In my teaching gig, I get to talk about all of the taboo topics: sex, drugs, racism, religion, politics, gender issues... You name it. If it's not an acceptable topic of conversation in polite company, it probably comes up in my class. As you can imagine, controversy is inevitable...

This week is gender week.

We talk about media portrayal of gender roles.

We talk about the fact that women weren't allowed to run the Olympic marathon until 1984 (nineteen eighty effing four!) for fear that they'd destroy their uteri or die on the course.

We talk about the fact that gender stereotypes are bad for men, too. (Full disclosure: I'm human-ist, not femin-ist. The ridiculous modern belief that boys can't sit still in class and aren't good at communication is every bit as harmful a stereotype as "girls are bad at math." If you think I'm making this up, see research by Steele and Ambady, among others...)

We talk about the gender wage gap (which is far more complicated than just "discrimination"). And this reminds me that in the past year, while discussing the variety of possible causes for the gender wage gap, one of my students said:
"Isn't the gap just a reflection of men's and women's differences? Women just can't do what men do. They get tired easier. They just don't have the endurance."
A shocked and angry little part of me wanted to shout back: "Oh yeah? Grab your running shoes. Let's take this outside and see who has more endurance." (There may have been some cussing in my inner monologue as well, but you get the idea...)

I also wanted to argue that women regularly survive 20+ hours of labor. If that's not endurance, I don't know what is.

But being offended just plays into the "women are emotional and irrational" stereotype.

Instead I took a deep breath and lectured on the very real evidence that women are, in fact, excellent endurance athletes. I pointed to the shrinking gap in male and female marathon world record times, and the fact that women often win ultra-distance races.

I reminded the class that, most importantly, we shouldn't assume "average" means "all."

Women, on average, have lower muscle mass and higher body fat percentage than men.
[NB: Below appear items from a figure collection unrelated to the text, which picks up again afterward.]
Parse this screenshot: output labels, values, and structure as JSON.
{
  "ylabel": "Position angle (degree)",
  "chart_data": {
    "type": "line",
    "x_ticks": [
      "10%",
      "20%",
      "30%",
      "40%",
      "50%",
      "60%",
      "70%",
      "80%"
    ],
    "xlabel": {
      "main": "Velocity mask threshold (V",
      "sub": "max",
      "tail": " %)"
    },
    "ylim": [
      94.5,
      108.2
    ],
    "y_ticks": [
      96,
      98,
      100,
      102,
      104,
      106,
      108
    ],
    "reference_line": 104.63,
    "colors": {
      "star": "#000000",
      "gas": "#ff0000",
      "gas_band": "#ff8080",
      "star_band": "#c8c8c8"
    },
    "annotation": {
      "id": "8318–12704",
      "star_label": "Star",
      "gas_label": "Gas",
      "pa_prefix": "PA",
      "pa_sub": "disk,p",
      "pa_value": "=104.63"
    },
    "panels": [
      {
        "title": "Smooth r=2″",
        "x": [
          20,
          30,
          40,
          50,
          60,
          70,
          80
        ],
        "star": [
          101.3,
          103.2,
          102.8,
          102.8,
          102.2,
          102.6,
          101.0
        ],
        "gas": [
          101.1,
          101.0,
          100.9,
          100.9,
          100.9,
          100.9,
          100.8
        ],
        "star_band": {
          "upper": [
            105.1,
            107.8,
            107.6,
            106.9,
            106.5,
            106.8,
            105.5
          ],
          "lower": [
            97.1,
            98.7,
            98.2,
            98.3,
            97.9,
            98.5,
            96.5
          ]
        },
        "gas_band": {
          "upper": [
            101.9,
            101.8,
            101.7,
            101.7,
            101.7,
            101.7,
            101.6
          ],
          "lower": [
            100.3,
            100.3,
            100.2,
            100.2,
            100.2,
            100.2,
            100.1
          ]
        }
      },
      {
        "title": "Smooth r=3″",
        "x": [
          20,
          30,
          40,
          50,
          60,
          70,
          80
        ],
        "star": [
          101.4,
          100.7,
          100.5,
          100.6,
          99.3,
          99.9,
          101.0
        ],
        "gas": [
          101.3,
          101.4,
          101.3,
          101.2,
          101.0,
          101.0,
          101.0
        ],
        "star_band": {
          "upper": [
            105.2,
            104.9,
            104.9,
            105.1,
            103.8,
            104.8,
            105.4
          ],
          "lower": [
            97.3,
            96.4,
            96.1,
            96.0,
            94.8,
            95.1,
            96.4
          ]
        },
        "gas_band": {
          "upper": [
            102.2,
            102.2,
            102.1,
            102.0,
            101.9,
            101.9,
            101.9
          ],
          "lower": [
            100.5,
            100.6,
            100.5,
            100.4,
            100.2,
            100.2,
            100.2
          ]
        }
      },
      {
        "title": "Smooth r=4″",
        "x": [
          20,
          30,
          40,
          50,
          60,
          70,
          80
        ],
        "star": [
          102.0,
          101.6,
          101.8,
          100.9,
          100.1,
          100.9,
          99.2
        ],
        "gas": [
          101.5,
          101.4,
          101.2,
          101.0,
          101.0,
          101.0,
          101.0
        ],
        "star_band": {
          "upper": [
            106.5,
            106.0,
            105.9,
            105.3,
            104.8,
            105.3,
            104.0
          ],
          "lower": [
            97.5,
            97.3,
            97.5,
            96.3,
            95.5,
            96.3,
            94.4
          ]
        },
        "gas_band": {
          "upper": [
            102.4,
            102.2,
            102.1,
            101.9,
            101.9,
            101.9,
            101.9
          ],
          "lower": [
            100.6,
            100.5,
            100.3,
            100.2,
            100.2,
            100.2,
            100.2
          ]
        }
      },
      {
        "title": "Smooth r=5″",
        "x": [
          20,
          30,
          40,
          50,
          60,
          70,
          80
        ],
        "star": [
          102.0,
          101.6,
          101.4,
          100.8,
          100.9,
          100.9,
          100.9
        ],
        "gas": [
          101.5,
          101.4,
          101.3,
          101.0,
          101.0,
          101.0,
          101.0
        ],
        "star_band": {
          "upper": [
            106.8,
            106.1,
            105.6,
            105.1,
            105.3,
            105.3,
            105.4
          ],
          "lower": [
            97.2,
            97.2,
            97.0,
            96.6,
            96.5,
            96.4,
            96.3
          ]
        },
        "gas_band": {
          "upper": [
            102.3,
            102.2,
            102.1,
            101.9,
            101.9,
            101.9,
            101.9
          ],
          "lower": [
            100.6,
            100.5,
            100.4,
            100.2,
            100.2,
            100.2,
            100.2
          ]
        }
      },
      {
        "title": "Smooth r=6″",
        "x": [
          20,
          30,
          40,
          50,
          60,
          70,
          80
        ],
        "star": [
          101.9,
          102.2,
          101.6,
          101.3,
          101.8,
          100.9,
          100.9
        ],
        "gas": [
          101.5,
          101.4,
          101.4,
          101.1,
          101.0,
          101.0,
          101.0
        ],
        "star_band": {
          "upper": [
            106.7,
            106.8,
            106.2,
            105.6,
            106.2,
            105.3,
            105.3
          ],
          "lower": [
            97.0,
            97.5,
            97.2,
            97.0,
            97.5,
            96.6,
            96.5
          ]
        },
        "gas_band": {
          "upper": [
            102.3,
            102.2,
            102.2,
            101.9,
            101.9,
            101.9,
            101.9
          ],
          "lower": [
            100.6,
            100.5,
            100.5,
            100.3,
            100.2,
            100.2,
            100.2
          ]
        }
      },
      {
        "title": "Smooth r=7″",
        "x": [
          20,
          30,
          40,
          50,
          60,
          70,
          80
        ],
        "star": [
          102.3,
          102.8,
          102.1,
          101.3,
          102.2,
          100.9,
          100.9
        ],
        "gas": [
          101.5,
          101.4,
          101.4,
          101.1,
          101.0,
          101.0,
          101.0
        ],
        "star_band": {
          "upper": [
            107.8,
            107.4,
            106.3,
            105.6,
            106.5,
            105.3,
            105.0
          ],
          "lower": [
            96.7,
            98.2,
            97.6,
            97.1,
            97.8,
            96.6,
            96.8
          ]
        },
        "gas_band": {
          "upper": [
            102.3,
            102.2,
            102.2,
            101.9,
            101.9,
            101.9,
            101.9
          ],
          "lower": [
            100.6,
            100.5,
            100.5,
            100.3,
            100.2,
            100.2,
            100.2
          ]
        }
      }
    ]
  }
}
As a result, we've segregated our athletic endeavors and awards systems. We tend to think of women as gymnasts and men as weigh lifters.

But sometimes people buck the trend in spectacular fashion. Consider Billie Jean KingAnn Trason, and now world-class weight lifter Sarah Robles. Robles outranks any American weightlifter (man or woman).
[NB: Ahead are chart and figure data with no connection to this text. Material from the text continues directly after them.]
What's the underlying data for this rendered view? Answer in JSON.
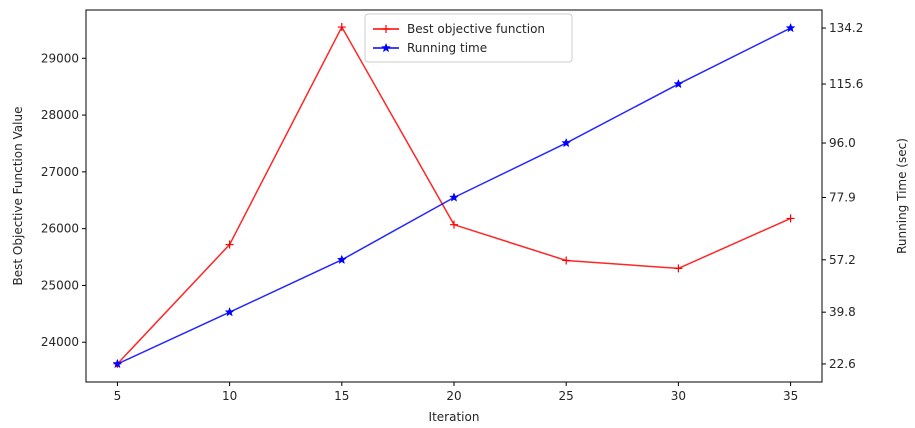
{
  "chart_data": {
    "type": "line",
    "xlabel": "Iteration",
    "ylabel_left": "Best Objective Function Value",
    "ylabel_right": "Running Time (sec)",
    "x": [
      5,
      10,
      15,
      20,
      25,
      30,
      35
    ],
    "xlim": [
      3.6,
      36.4
    ],
    "xticks": [
      "5",
      "10",
      "15",
      "20",
      "25",
      "30",
      "35"
    ],
    "ylim_left": [
      23300,
      29850
    ],
    "yticks_left": [
      24000,
      25000,
      26000,
      27000,
      28000,
      29000
    ],
    "ylim_right": [
      16.6,
      140.2
    ],
    "yticks_right": [
      "22.6",
      "39.8",
      "57.2",
      "77.9",
      "96.0",
      "115.6",
      "134.2"
    ],
    "yticks_right_values": [
      22.6,
      39.8,
      57.2,
      77.9,
      96.0,
      115.6,
      134.2
    ],
    "legend_position": "top-center",
    "series": [
      {
        "name": "Best objective function",
        "axis": "left",
        "color": "#ff0000",
        "marker": "plus",
        "values": [
          23620,
          25720,
          29550,
          26070,
          25440,
          25300,
          26180
        ]
      },
      {
        "name": "Running time",
        "axis": "right",
        "color": "#0000ff",
        "marker": "star",
        "values": [
          22.6,
          39.8,
          57.2,
          77.9,
          96.0,
          115.6,
          134.2
        ]
      }
    ]
  }
}
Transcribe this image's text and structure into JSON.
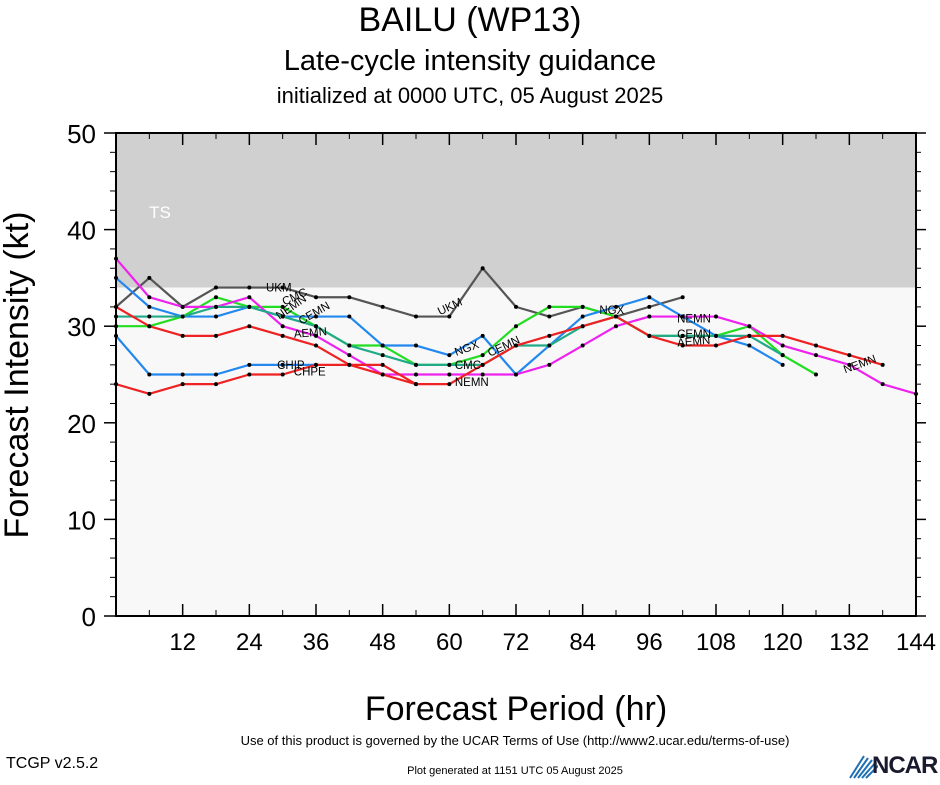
{
  "title": "BAILU (WP13)",
  "subtitle": "Late-cycle intensity guidance",
  "init_line": "initialized at 0000 UTC, 05 August 2025",
  "footer": {
    "terms": "Use of this product is governed by the UCAR Terms of Use (http://www2.ucar.edu/terms-of-use)",
    "version": "TCGP v2.5.2",
    "generated": "Plot generated at 1151 UTC   05 August 2025",
    "logo": "NCAR"
  },
  "colors": {
    "background_band": "#f8f8f8",
    "ts_band": "#d0d0d0",
    "logo_blue": "#1f6fb4"
  },
  "chart_data": {
    "type": "line",
    "xlabel": "Forecast Period (hr)",
    "ylabel": "Forecast Intensity (kt)",
    "xlim": [
      0,
      144
    ],
    "ylim": [
      0,
      50
    ],
    "xticks": [
      12,
      24,
      36,
      48,
      60,
      72,
      84,
      96,
      108,
      120,
      132,
      144
    ],
    "yticks": [
      0,
      10,
      20,
      30,
      40,
      50
    ],
    "bands": [
      {
        "label": "TS",
        "from": 34,
        "to": 50,
        "color": "#d0d0d0"
      },
      {
        "label": "",
        "from": 0,
        "to": 34,
        "color": "#f8f8f8"
      }
    ],
    "grid": false,
    "series": [
      {
        "name": "UKM",
        "color": "#555555",
        "x": [
          0,
          6,
          12,
          18,
          24,
          30,
          36,
          42,
          48,
          54,
          60,
          66,
          72,
          78,
          84,
          90,
          96,
          102
        ],
        "y": [
          32,
          35,
          32,
          34,
          34,
          34,
          33,
          33,
          32,
          31,
          31,
          36,
          32,
          31,
          32,
          31,
          32,
          33
        ],
        "labels": [
          {
            "x": 27,
            "y": 34,
            "text": "UKM",
            "angle": 0
          },
          {
            "x": 58,
            "y": 31.5,
            "text": "UKM",
            "angle": -25
          }
        ]
      },
      {
        "name": "CMC",
        "color": "#22dd22",
        "x": [
          0,
          6,
          12,
          18,
          24,
          30,
          36,
          42,
          48,
          54,
          60,
          66,
          72,
          78,
          84,
          90,
          96,
          102,
          108,
          114,
          120,
          126
        ],
        "y": [
          30,
          30,
          31,
          33,
          32,
          32,
          30,
          28,
          28,
          26,
          26,
          27,
          30,
          32,
          32,
          31,
          29,
          29,
          29,
          30,
          27,
          25
        ],
        "labels": [
          {
            "x": 30,
            "y": 32.5,
            "text": "CMC",
            "angle": -25
          },
          {
            "x": 61,
            "y": 26,
            "text": "CMC",
            "angle": 0
          }
        ]
      },
      {
        "name": "NGX",
        "color": "#2288ee",
        "x": [
          0,
          6,
          12,
          18,
          24,
          30,
          36,
          42,
          48,
          54,
          60,
          66,
          72,
          78,
          84,
          90,
          96,
          102,
          108,
          114,
          120
        ],
        "y": [
          35,
          32,
          31,
          31,
          32,
          31,
          31,
          31,
          28,
          28,
          27,
          29,
          25,
          28,
          31,
          32,
          33,
          31,
          29,
          28,
          26
        ],
        "labels": [
          {
            "x": 61,
            "y": 27.3,
            "text": "NGX",
            "angle": -20
          },
          {
            "x": 87,
            "y": 31.7,
            "text": "NGX",
            "angle": 0
          }
        ]
      },
      {
        "name": "NEMN",
        "color": "#ee22ee",
        "x": [
          0,
          6,
          12,
          18,
          24,
          30,
          36,
          42,
          48,
          54,
          60,
          66,
          72,
          78,
          84,
          90,
          96,
          102,
          108,
          114,
          120,
          126,
          132,
          138,
          144
        ],
        "y": [
          37,
          33,
          32,
          32,
          33,
          30,
          29,
          27,
          25,
          25,
          25,
          25,
          25,
          26,
          28,
          30,
          31,
          31,
          31,
          30,
          28,
          27,
          26,
          24,
          23
        ],
        "labels": [
          {
            "x": 29,
            "y": 31,
            "text": "NEMN",
            "angle": -35
          },
          {
            "x": 61,
            "y": 24.2,
            "text": "NEMN",
            "angle": 0
          },
          {
            "x": 101,
            "y": 30.8,
            "text": "NEMN",
            "angle": 0
          },
          {
            "x": 131,
            "y": 25.5,
            "text": "NEMN",
            "angle": -20
          }
        ]
      },
      {
        "name": "CEMN",
        "color": "#22aa88",
        "x": [
          0,
          6,
          12,
          18,
          24,
          30,
          36,
          42,
          48,
          54,
          60,
          66,
          72,
          78,
          84,
          90,
          96,
          102,
          108,
          114,
          120
        ],
        "y": [
          31,
          31,
          31,
          32,
          32,
          31,
          30,
          28,
          27,
          26,
          26,
          26,
          28,
          28,
          30,
          31,
          29,
          29,
          29,
          29,
          27
        ],
        "labels": [
          {
            "x": 33,
            "y": 30.5,
            "text": "CEMN",
            "angle": -30
          },
          {
            "x": 67,
            "y": 27.2,
            "text": "CEMN",
            "angle": -25
          },
          {
            "x": 101,
            "y": 29.2,
            "text": "CEMN",
            "angle": 0
          }
        ]
      },
      {
        "name": "AEMN",
        "color": "#ee2222",
        "x": [
          0,
          6,
          12,
          18,
          24,
          30,
          36,
          42,
          48,
          54,
          60,
          66,
          72,
          78,
          84,
          90,
          96,
          102,
          108,
          114,
          120,
          126,
          132,
          138
        ],
        "y": [
          32,
          30,
          29,
          29,
          30,
          29,
          28,
          26,
          25,
          24,
          24,
          26,
          28,
          29,
          30,
          31,
          29,
          28,
          28,
          29,
          29,
          28,
          27,
          26
        ],
        "labels": [
          {
            "x": 32,
            "y": 29.2,
            "text": "AEMN",
            "angle": -5
          },
          {
            "x": 101,
            "y": 28.3,
            "text": "AEMN",
            "angle": -5
          }
        ]
      },
      {
        "name": "CHIP",
        "color": "#2288ee",
        "x": [
          0,
          6,
          12,
          18,
          24,
          30,
          36
        ],
        "y": [
          29,
          25,
          25,
          25,
          26,
          26,
          26
        ],
        "labels": [
          {
            "x": 29,
            "y": 26,
            "text": "CHIP",
            "angle": 0
          }
        ]
      },
      {
        "name": "CHPE",
        "color": "#ee2222",
        "x": [
          0,
          6,
          12,
          18,
          24,
          30,
          36,
          42,
          48,
          54
        ],
        "y": [
          24,
          23,
          24,
          24,
          25,
          25,
          26,
          26,
          26,
          24
        ],
        "labels": [
          {
            "x": 32,
            "y": 25.3,
            "text": "CHPE",
            "angle": 0
          }
        ]
      }
    ]
  }
}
Saying women just "can't" be good athletes demeans very real athletic skill and ability, just as saying men "can't" collaborate and communicate demeans very real interpersonal skill and ability.

Whenever this challenge comes up, as it invariably does from at least a handful of students, it leaves me wondering:
When will we, as a culture, start accepting personal talent on a personal level, and stop leveling stereotype accusations at one another?
Maybe someday...

Until then, I'm going to keep running even though, apparently, I'm not supposed to have the endurance to run those long distances. Because, you know, I'm a girl.